Sandro Luís Delazari Júnior

A Constituição determina que os Pais devem prover o sustento e educação dos filhos menores. Mas o que fazer quando um deles não cumpre com essa obrigação?

A obrigação dos pais de proverem o sustento dos filhos advém do texto constitucional, porém, é muito comum alguns pais se omitirem nessa prestação, causando diversos problemas tanto para o filho quanto para o responsável, à vista que acaba sobrando apenas para um o sustento do filho.

Via de regra, as obrigações alimentícias são fixadas de acordo com o binômio necessidade/possibilidade. Ou seja, é aferido a real necessidade do menor e a possibilidade de o Pai/Mãe arcar com os alimentos, como disposto no artigo 1.694 do Código Civil.

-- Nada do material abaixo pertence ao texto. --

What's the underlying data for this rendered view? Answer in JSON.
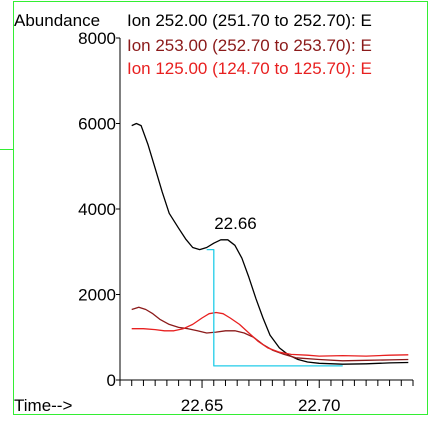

Por exemplo, é perfeitamente possível que o Neymar pague pensões de 1 milhão de reais por mês, mas é realmente necessário esse valor para a criação de seu filho? Perceba-se

Na maioria das vezes, quando da separação do casal, a guarda do filho fica com a mãe, todavia isso não é uma regra geral, nem tampouco está previsto em Lei – o Pai pode pleitear a guarda unilateral do filho também! O Código Civil não determina quem deve ficar com a guarda, apenas dispõe das modalidades de guardas.

Em regra, por mais que a guarda do menor seja decidida de modo consensual, deve ser levado para homologação judicial, com participação do Ministério Público, à medida que estamos tratando de um interesse de um menor.

Na hipótese de os pais não chegarem a um acordo sobre a guarda de seu filho, é preciso ajuizar um processo de regulamentação de guarda com fixação de alimentos, em que a guarda será decidida ao melhor interesse do menor, com a oitiva do Ministério Público e a decisão final do Juiz. Ao final do processo, um dos pais será obrigado a prestar os alimentos ao seu filho.

Entretanto, e se ele não cumprir essa determinação judicial, o que acontece?

Ora, tanto o acordo homologado judicialmente, quanto a sentença judicial, são títulos executivos judiciais, que podem ser levados novamente ao Juiz para a fase de cumprimento de sentença. Inúmeras sanções podem ocasionar do inadimplemento dessa obrigação, destacamos as seguintes:

– Bloqueio judicial de contas bancárias;

– Penhora de bens;

– Protesto em cartório da dívida;

– Prisão de 1 a 3 meses.

Sem dúvida alguma, a mais gravosa e assustadora é a prisão do Alimentante pelo inadimplemento. Fato que é muitíssimo comum na prática. Aliás, atualmente, a única forma de prisão civil é em virtude do não pagamento de alimentos, sendo algo considerado bem sério.

Portanto, muito cuidado com as dívidas de pensão alimentícia, haja vista que podem se tornar um imbróglio muito oneroso para o devedor, com consequências graves.